Perhaps stupidity and drive would better describe my traits and add to the mix, determination! My mother raised me to know better and I can still see her shake her head and say so, as I would start inane projects that made all question my sanity. One project especially comes to mind that illustrates my point:
Only days before returning to college one year, I set out to buy myself a rug for my college dormitory room, only to find that I couldn't afford one. My determination to have a rug was not dashed however, and I proceeded to ask carpet stores for their carpet scraps and returned home with a car full, along with a package of very large curved needles and some heavy duty string. Fortunately for me I had a talented mother and friend to help me figure out how to stitch these carpet scraps together to make a beautiful scrap rug.
It was no small feat. With blistered hands my girlfriend and I returned to school and much to everyone's amazement, with the help of my recruited volunteers, I had a huge big rug that covered my dorm room for only a few dollars!

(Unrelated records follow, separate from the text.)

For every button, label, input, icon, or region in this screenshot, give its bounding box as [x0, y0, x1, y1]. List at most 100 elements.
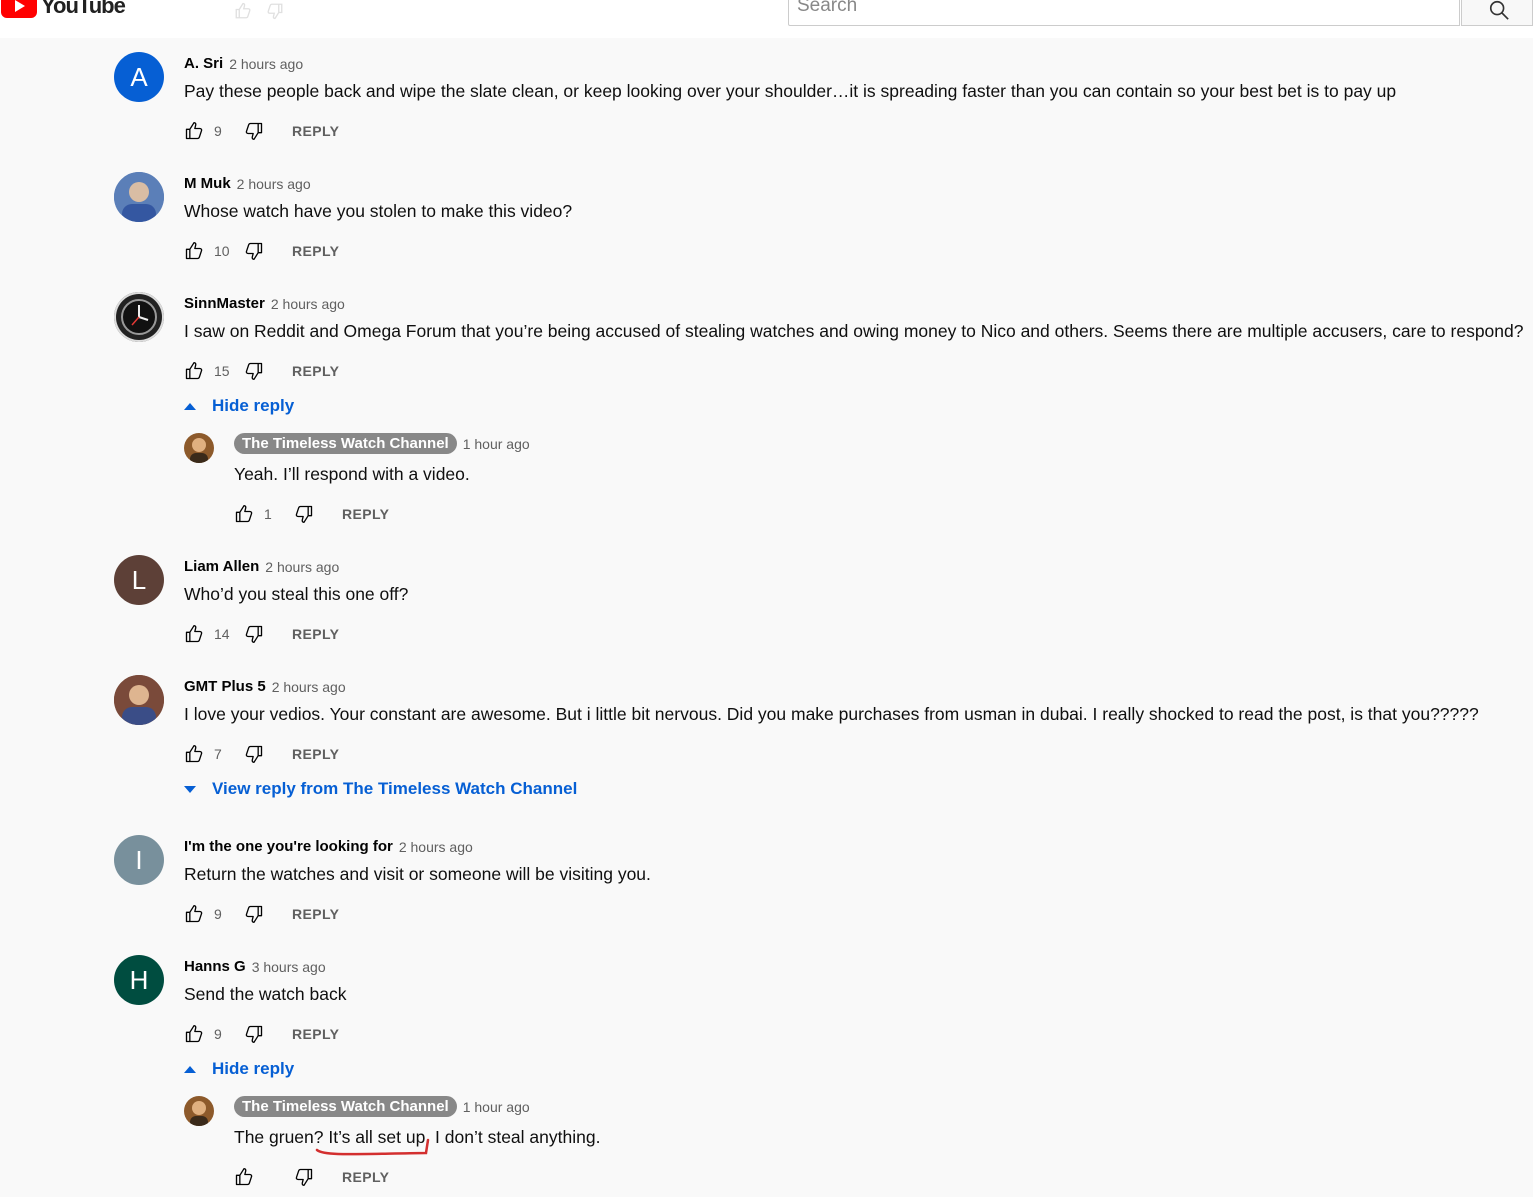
comment-time[interactable]: 2 hours ago	[399, 839, 473, 855]
like-count: 9	[214, 1026, 222, 1042]
avatar[interactable]: I	[114, 835, 164, 885]
comment-text: Who’d you steal this one off?	[184, 584, 409, 604]
comment-actions: 9 REPLY	[184, 1022, 339, 1046]
logo-text: YouTube	[41, 0, 126, 18]
reply-avatar[interactable]	[184, 1096, 214, 1126]
like-icon[interactable]	[234, 1167, 254, 1187]
youtube-logo[interactable]: YouTube	[0, 0, 126, 20]
reply-button[interactable]: REPLY	[342, 1169, 389, 1185]
faded-actions	[234, 2, 284, 20]
like-icon[interactable]	[234, 504, 254, 524]
comment-header: GMT Plus 5 2 hours ago	[184, 678, 346, 695]
reply-time[interactable]: 1 hour ago	[463, 436, 530, 452]
reply-button[interactable]: REPLY	[292, 626, 339, 642]
comment-actions: REPLY	[234, 1165, 389, 1189]
avatar[interactable]: L	[114, 555, 164, 605]
toggle-label: Hide reply	[212, 1059, 295, 1078]
caret-up-icon	[184, 1065, 196, 1073]
reply-button[interactable]: REPLY	[292, 123, 339, 139]
like-icon[interactable]	[184, 744, 204, 764]
avatar[interactable]: H	[114, 955, 164, 1005]
comment-time[interactable]: 2 hours ago	[265, 559, 339, 575]
reply-time[interactable]: 1 hour ago	[463, 1099, 530, 1115]
comment-header: M Muk 2 hours ago	[184, 175, 311, 192]
author-name[interactable]: I'm the one you're looking for	[184, 838, 393, 855]
view-replies-toggle[interactable]: View reply from The Timeless Watch Chann…	[184, 779, 577, 799]
author-name[interactable]: Hanns G	[184, 958, 246, 975]
toggle-label: View reply from The Timeless Watch Chann…	[212, 779, 578, 798]
comment-actions: 14 REPLY	[184, 622, 339, 646]
comment-text: Send the watch back	[184, 984, 347, 1004]
dislike-icon[interactable]	[244, 624, 264, 644]
like-count: 9	[214, 906, 222, 922]
reply-button[interactable]: REPLY	[292, 243, 339, 259]
dislike-icon[interactable]	[244, 1024, 264, 1044]
hide-replies-toggle[interactable]: Hide reply	[184, 1059, 294, 1079]
dislike-icon[interactable]	[244, 744, 264, 764]
channel-owner-badge[interactable]: The Timeless Watch Channel	[234, 1096, 457, 1117]
dislike-icon[interactable]	[244, 904, 264, 924]
channel-owner-badge[interactable]: The Timeless Watch Channel	[234, 433, 457, 454]
avatar[interactable]	[114, 172, 164, 222]
reply-text: Yeah. I’ll respond with a video.	[234, 464, 470, 484]
dislike-icon[interactable]	[294, 504, 314, 524]
play-icon	[1, 0, 37, 18]
comment-actions: 9 REPLY	[184, 119, 339, 143]
toggle-label: Hide reply	[212, 396, 295, 415]
search-input[interactable]: Search	[788, 0, 1460, 26]
comment-actions: 1 REPLY	[234, 502, 389, 526]
reply-button[interactable]: REPLY	[292, 906, 339, 922]
reply-button[interactable]: REPLY	[292, 363, 339, 379]
like-icon	[235, 2, 251, 19]
comment-time[interactable]: 2 hours ago	[272, 679, 346, 695]
dislike-icon[interactable]	[244, 361, 264, 381]
like-count: 15	[214, 363, 230, 379]
comment-text: I saw on Reddit and Omega Forum that you…	[184, 321, 1524, 341]
top-bar: YouTube Search	[0, 0, 1533, 38]
dislike-icon[interactable]	[244, 241, 264, 261]
like-count: 1	[264, 506, 272, 522]
like-count: 9	[214, 123, 222, 139]
comment-actions: 9 REPLY	[184, 902, 339, 926]
dislike-icon	[267, 3, 283, 20]
reply-button[interactable]: REPLY	[292, 746, 339, 762]
comment-header: SinnMaster 2 hours ago	[184, 295, 345, 312]
comment-header: I'm the one you're looking for 2 hours ag…	[184, 838, 473, 855]
like-count: 10	[214, 243, 230, 259]
reply-button[interactable]: REPLY	[342, 506, 389, 522]
avatar[interactable]: A	[114, 52, 164, 102]
like-icon[interactable]	[184, 1024, 204, 1044]
author-name[interactable]: Liam Allen	[184, 558, 259, 575]
comment-text: Return the watches and visit or someone …	[184, 864, 651, 884]
reply-header: The Timeless Watch Channel 1 hour ago	[234, 1096, 530, 1117]
comment-time[interactable]: 2 hours ago	[237, 176, 311, 192]
author-name[interactable]: A. Sri	[184, 55, 223, 72]
like-icon[interactable]	[184, 241, 204, 261]
reply-avatar[interactable]	[184, 433, 214, 463]
author-name[interactable]: GMT Plus 5	[184, 678, 266, 695]
like-icon[interactable]	[184, 904, 204, 924]
dislike-icon[interactable]	[244, 121, 264, 141]
avatar[interactable]	[114, 292, 164, 342]
comment-time[interactable]: 2 hours ago	[229, 56, 303, 72]
dislike-icon[interactable]	[294, 1167, 314, 1187]
comment-time[interactable]: 2 hours ago	[271, 296, 345, 312]
comment-text: Pay these people back and wipe the slate…	[184, 81, 1397, 101]
like-count: 7	[214, 746, 222, 762]
author-name[interactable]: M Muk	[184, 175, 231, 192]
like-icon[interactable]	[184, 361, 204, 381]
search-button[interactable]	[1461, 0, 1533, 26]
like-count: 14	[214, 626, 230, 642]
comment-text: I love your vedios. Your constant are aw…	[184, 704, 1479, 724]
avatar[interactable]	[114, 675, 164, 725]
like-icon[interactable]	[184, 624, 204, 644]
comment-header: Hanns G 3 hours ago	[184, 958, 326, 975]
comment-time[interactable]: 3 hours ago	[252, 959, 326, 975]
author-name[interactable]: SinnMaster	[184, 295, 265, 312]
hide-replies-toggle[interactable]: Hide reply	[184, 396, 294, 416]
caret-down-icon	[184, 785, 196, 793]
reply-button[interactable]: REPLY	[292, 1026, 339, 1042]
comment-actions: 10 REPLY	[184, 239, 339, 263]
reply-header: The Timeless Watch Channel 1 hour ago	[234, 433, 530, 454]
like-icon[interactable]	[184, 121, 204, 141]
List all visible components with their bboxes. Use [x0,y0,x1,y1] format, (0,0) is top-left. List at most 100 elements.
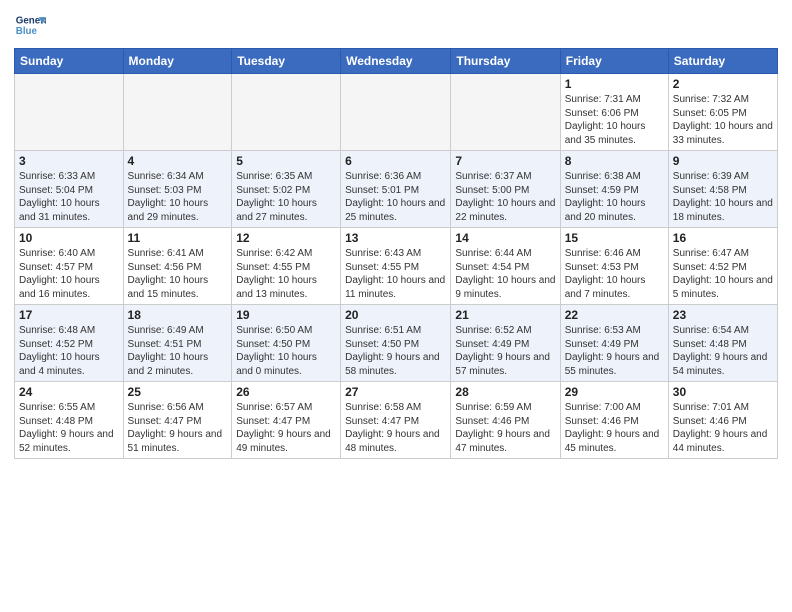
day-info: Sunrise: 7:32 AM Sunset: 6:05 PM Dayligh… [673,93,773,147]
calendar-cell: 24 Sunrise: 6:55 AM Sunset: 4:48 PM Dayli… [15,382,124,459]
calendar: SundayMondayTuesdayWednesdayThursdayFrid… [14,48,778,459]
logo: General Blue [14,10,48,42]
calendar-cell [341,74,451,151]
calendar-cell: 7 Sunrise: 6:37 AM Sunset: 5:00 PM Daylig… [451,151,560,228]
day-info: Sunrise: 6:35 AM Sunset: 5:02 PM Dayligh… [236,170,336,224]
day-info: Sunrise: 6:47 AM Sunset: 4:52 PM Dayligh… [673,247,773,301]
day-info: Sunrise: 6:51 AM Sunset: 4:50 PM Dayligh… [345,324,446,378]
day-number: 15 [565,231,664,245]
day-number: 11 [128,231,228,245]
day-number: 12 [236,231,336,245]
day-number: 5 [236,154,336,168]
day-info: Sunrise: 6:41 AM Sunset: 4:56 PM Dayligh… [128,247,228,301]
calendar-cell: 28 Sunrise: 6:59 AM Sunset: 4:46 PM Dayli… [451,382,560,459]
day-number: 21 [455,308,555,322]
calendar-cell [232,74,341,151]
day-number: 23 [673,308,773,322]
day-number: 7 [455,154,555,168]
day-number: 28 [455,385,555,399]
calendar-cell: 12 Sunrise: 6:42 AM Sunset: 4:55 PM Dayli… [232,228,341,305]
day-number: 16 [673,231,773,245]
calendar-cell: 8 Sunrise: 6:38 AM Sunset: 4:59 PM Daylig… [560,151,668,228]
calendar-cell: 29 Sunrise: 7:00 AM Sunset: 4:46 PM Dayli… [560,382,668,459]
day-number: 1 [565,77,664,91]
day-info: Sunrise: 6:54 AM Sunset: 4:48 PM Dayligh… [673,324,773,378]
col-header-friday: Friday [560,49,668,74]
calendar-cell: 4Sunrise: 6:34 AM Sunset: 5:03 PM Daylig… [123,151,232,228]
calendar-cell: 30 Sunrise: 7:01 AM Sunset: 4:46 PM Dayli… [668,382,777,459]
col-header-tuesday: Tuesday [232,49,341,74]
calendar-cell: 26 Sunrise: 6:57 AM Sunset: 4:47 PM Dayli… [232,382,341,459]
calendar-cell: 22 Sunrise: 6:53 AM Sunset: 4:49 PM Dayli… [560,305,668,382]
calendar-cell: 9 Sunrise: 6:39 AM Sunset: 4:58 PM Daylig… [668,151,777,228]
day-info: Sunrise: 6:36 AM Sunset: 5:01 PM Dayligh… [345,170,446,224]
calendar-cell: 3 Sunrise: 6:33 AM Sunset: 5:04 PM Daylig… [15,151,124,228]
calendar-cell: 18 Sunrise: 6:49 AM Sunset: 4:51 PM Dayli… [123,305,232,382]
calendar-cell [123,74,232,151]
calendar-cell: 14 Sunrise: 6:44 AM Sunset: 4:54 PM Dayli… [451,228,560,305]
calendar-cell: 15 Sunrise: 6:46 AM Sunset: 4:53 PM Dayli… [560,228,668,305]
day-number: 19 [236,308,336,322]
day-number: 24 [19,385,119,399]
day-info: Sunrise: 6:38 AM Sunset: 4:59 PM Dayligh… [565,170,664,224]
col-header-saturday: Saturday [668,49,777,74]
day-info: Sunrise: 7:01 AM Sunset: 4:46 PM Dayligh… [673,401,773,455]
day-info: Sunrise: 6:56 AM Sunset: 4:47 PM Dayligh… [128,401,228,455]
day-info: Sunrise: 6:57 AM Sunset: 4:47 PM Dayligh… [236,401,336,455]
day-info: Sunrise: 6:55 AM Sunset: 4:48 PM Dayligh… [19,401,119,455]
day-number: 13 [345,231,446,245]
day-info: Sunrise: 6:49 AM Sunset: 4:51 PM Dayligh… [128,324,228,378]
day-info: Sunrise: 6:33 AM Sunset: 5:04 PM Dayligh… [19,170,119,224]
col-header-sunday: Sunday [15,49,124,74]
day-info: Sunrise: 6:46 AM Sunset: 4:53 PM Dayligh… [565,247,664,301]
day-info: Sunrise: 7:00 AM Sunset: 4:46 PM Dayligh… [565,401,664,455]
day-number: 29 [565,385,664,399]
day-info: Sunrise: 6:50 AM Sunset: 4:50 PM Dayligh… [236,324,336,378]
calendar-cell: 1 Sunrise: 7:31 AM Sunset: 6:06 PM Daylig… [560,74,668,151]
calendar-cell: 27 Sunrise: 6:58 AM Sunset: 4:47 PM Dayli… [341,382,451,459]
day-number: 17 [19,308,119,322]
day-number: 6 [345,154,446,168]
day-info: Sunrise: 6:48 AM Sunset: 4:52 PM Dayligh… [19,324,119,378]
calendar-cell: 13 Sunrise: 6:43 AM Sunset: 4:55 PM Dayli… [341,228,451,305]
col-header-thursday: Thursday [451,49,560,74]
day-info: Sunrise: 6:39 AM Sunset: 4:58 PM Dayligh… [673,170,773,224]
day-number: 3 [19,154,119,168]
day-info: Sunrise: 6:42 AM Sunset: 4:55 PM Dayligh… [236,247,336,301]
day-number: 2 [673,77,773,91]
col-header-wednesday: Wednesday [341,49,451,74]
day-number: 30 [673,385,773,399]
day-number: 22 [565,308,664,322]
day-number: 20 [345,308,446,322]
calendar-cell [451,74,560,151]
day-info: Sunrise: 6:59 AM Sunset: 4:46 PM Dayligh… [455,401,555,455]
day-info: Sunrise: 6:53 AM Sunset: 4:49 PM Dayligh… [565,324,664,378]
calendar-cell: 16 Sunrise: 6:47 AM Sunset: 4:52 PM Dayli… [668,228,777,305]
calendar-cell: 5 Sunrise: 6:35 AM Sunset: 5:02 PM Daylig… [232,151,341,228]
day-number: 14 [455,231,555,245]
calendar-cell [15,74,124,151]
day-number: 4 [128,154,228,168]
day-info: Sunrise: 6:37 AM Sunset: 5:00 PM Dayligh… [455,170,555,224]
day-info: Sunrise: 6:52 AM Sunset: 4:49 PM Dayligh… [455,324,555,378]
day-info: Sunrise: 6:43 AM Sunset: 4:55 PM Dayligh… [345,247,446,301]
day-info: Sunrise: 7:31 AM Sunset: 6:06 PM Dayligh… [565,93,664,147]
day-number: 8 [565,154,664,168]
calendar-cell: 2 Sunrise: 7:32 AM Sunset: 6:05 PM Daylig… [668,74,777,151]
day-number: 9 [673,154,773,168]
calendar-cell: 25Sunrise: 6:56 AM Sunset: 4:47 PM Dayli… [123,382,232,459]
day-number: 26 [236,385,336,399]
calendar-cell: 21 Sunrise: 6:52 AM Sunset: 4:49 PM Dayli… [451,305,560,382]
day-info: Sunrise: 6:58 AM Sunset: 4:47 PM Dayligh… [345,401,446,455]
calendar-cell: 11 Sunrise: 6:41 AM Sunset: 4:56 PM Dayli… [123,228,232,305]
day-info: Sunrise: 6:44 AM Sunset: 4:54 PM Dayligh… [455,247,555,301]
calendar-cell: 23 Sunrise: 6:54 AM Sunset: 4:48 PM Dayli… [668,305,777,382]
day-number: 27 [345,385,446,399]
day-info: Sunrise: 6:40 AM Sunset: 4:57 PM Dayligh… [19,247,119,301]
day-number: 10 [19,231,119,245]
svg-text:Blue: Blue [16,26,38,37]
day-number: 18 [128,308,228,322]
col-header-monday: Monday [123,49,232,74]
calendar-cell: 19 Sunrise: 6:50 AM Sunset: 4:50 PM Dayli… [232,305,341,382]
calendar-cell: 6 Sunrise: 6:36 AM Sunset: 5:01 PM Daylig… [341,151,451,228]
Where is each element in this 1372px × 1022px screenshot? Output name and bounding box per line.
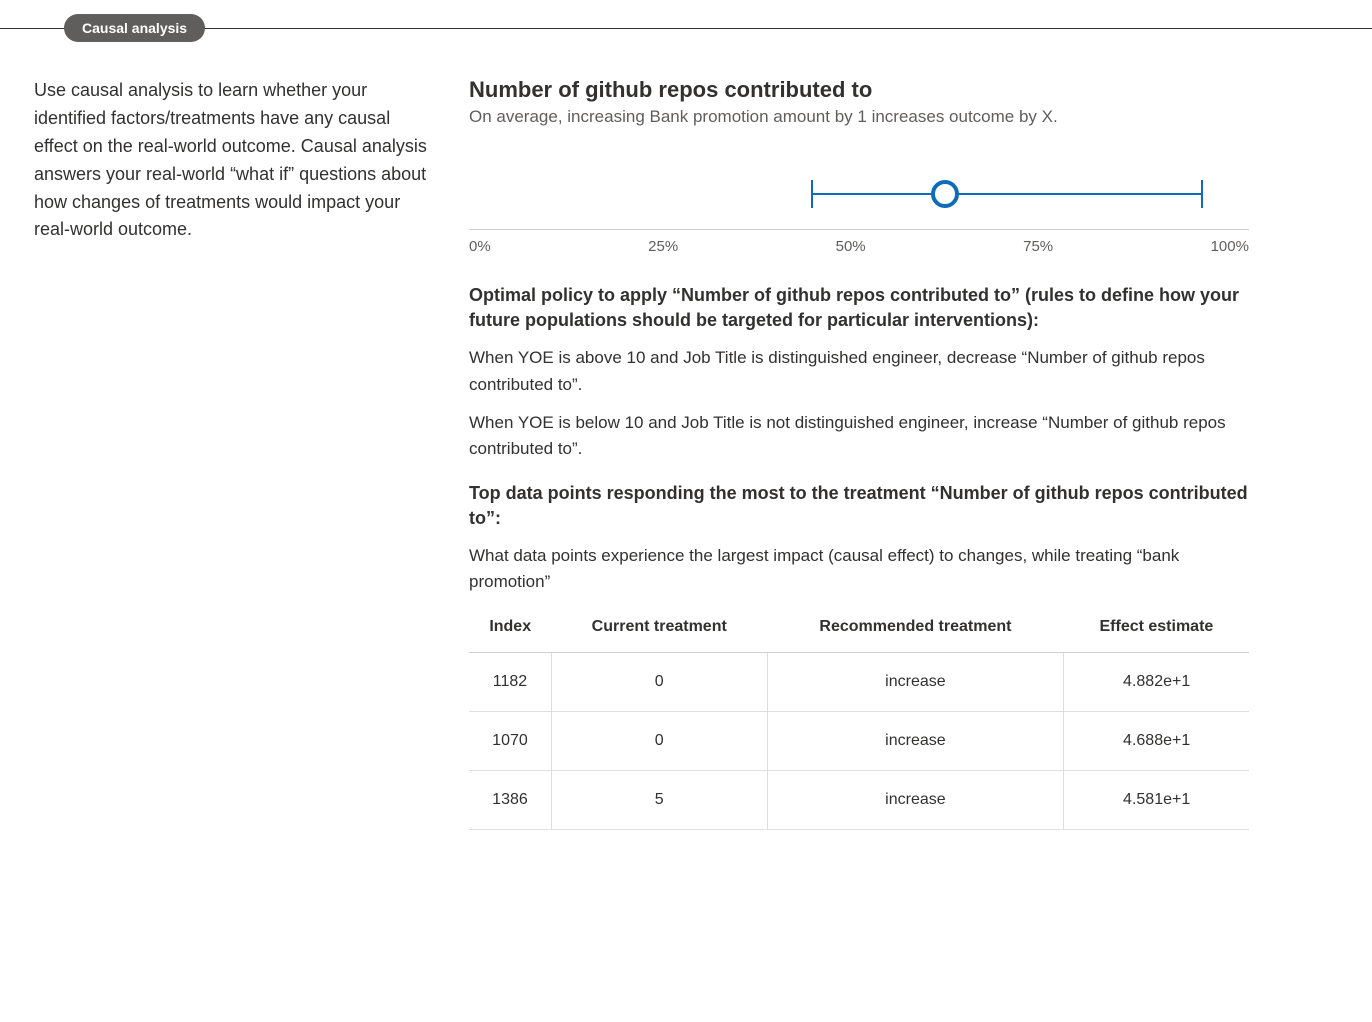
subtitle: On average, increasing Bank promotion am… bbox=[469, 107, 1249, 127]
optimal-policy-heading: Optimal policy to apply “Number of githu… bbox=[469, 283, 1249, 333]
main-panel: Number of github repos contributed to On… bbox=[469, 77, 1249, 830]
table-cell: 1182 bbox=[469, 652, 551, 711]
ci-bar bbox=[812, 193, 1202, 195]
ci-whisker bbox=[811, 180, 813, 208]
top-datapoints-heading: Top data points responding the most to t… bbox=[469, 481, 1249, 531]
table-cell: increase bbox=[767, 770, 1064, 829]
tick-label: 75% bbox=[1023, 238, 1053, 255]
table-header: Recommended treatment bbox=[767, 608, 1064, 653]
table-header: Effect estimate bbox=[1064, 608, 1249, 653]
tab-divider bbox=[0, 28, 1372, 29]
table-cell: 0 bbox=[551, 652, 767, 711]
ci-plot-area bbox=[469, 159, 1249, 230]
x-axis-ticks: 0% 25% 50% 75% 100% bbox=[469, 230, 1249, 255]
policy-rule: When YOE is below 10 and Job Title is no… bbox=[469, 410, 1249, 463]
tab-causal-analysis[interactable]: Causal analysis bbox=[64, 14, 205, 42]
table-cell: 1070 bbox=[469, 711, 551, 770]
table-cell: 1386 bbox=[469, 770, 551, 829]
tick-label: 100% bbox=[1211, 238, 1249, 255]
top-datapoints-body: What data points experience the largest … bbox=[469, 543, 1249, 596]
tab-bar: Causal analysis bbox=[0, 28, 1372, 29]
tick-label: 50% bbox=[836, 238, 866, 255]
ci-whisker bbox=[1201, 180, 1203, 208]
table-cell: 4.882e+1 bbox=[1064, 652, 1249, 711]
page-title: Number of github repos contributed to bbox=[469, 77, 1249, 103]
table-cell: increase bbox=[767, 711, 1064, 770]
table-cell: 4.581e+1 bbox=[1064, 770, 1249, 829]
ci-point bbox=[931, 180, 959, 208]
datapoints-table: IndexCurrent treatmentRecommended treatm… bbox=[469, 608, 1249, 830]
policy-rule: When YOE is above 10 and Job Title is di… bbox=[469, 345, 1249, 398]
table-cell: increase bbox=[767, 652, 1064, 711]
description-text: Use causal analysis to learn whether you… bbox=[34, 77, 429, 244]
table-cell: 5 bbox=[551, 770, 767, 829]
description-panel: Use causal analysis to learn whether you… bbox=[34, 77, 429, 830]
table-row: 13865increase4.581e+1 bbox=[469, 770, 1249, 829]
confidence-interval-chart: 0% 25% 50% 75% 100% bbox=[469, 159, 1249, 255]
table-cell: 4.688e+1 bbox=[1064, 711, 1249, 770]
tick-label: 25% bbox=[648, 238, 678, 255]
content: Use causal analysis to learn whether you… bbox=[0, 29, 1372, 870]
table-header: Index bbox=[469, 608, 551, 653]
table-row: 10700increase4.688e+1 bbox=[469, 711, 1249, 770]
tick-label: 0% bbox=[469, 238, 491, 255]
table-row: 11820increase4.882e+1 bbox=[469, 652, 1249, 711]
table-cell: 0 bbox=[551, 711, 767, 770]
table-header: Current treatment bbox=[551, 608, 767, 653]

"Need is the mother of invention" I learned and later it switched to "want and lack of money" that became my driving force. The lack of common sense seems to be a God-given in my case.
And so it is that in the months I have used this journal, I have set a record for the number of quilts, fleece socks, wool pincushions and other craft items I have cut out, only to now question whether or not I really have the skill, ability, and stamina to stitch them all. Need and want are there, as I prepare to sew for my holiday craft sales and special hand-made gifts for friends and family, but it has been a long while since I have tackled a challenge of this scale. I have literally "cut out" years worth of sewing for myself! I am counting on Mark Twain's quote being accurate despite having been brought up to "know better".
I will have to ingest large doses of "confidence and courage" tomorrow and in the days ahead to"take-on" this massive sewing feat, and begin my sewing marathon! Time for doning a pair of my special fleece socks as on their tag it says that they are Great Feet for Great Feats. I should also take bets as to whether or not I can do IT and run a lottery regarding the number of items I can finish before Christmas! Mind you, IT is too scary to detail until I can scratch some off this list!. I usually work best under pressure and I've heaped on lots by the sheer numbers of what I have cut out for myself!
I recently told my daughter that "I am committed" and she smiled and agreed but something tells me that she didn't understand my use of the word committed, when she turned to my husband and asked if he had heard my statement. I will keep you, my readers informed if my address changes soon!
My confidential confession to my readers: My name is Jane McMillen and I am my parent's "fruit loop" and this is only one of my personal "fruit loop" stories! I would be comforted to know if any of you are "fruit loops" like myself?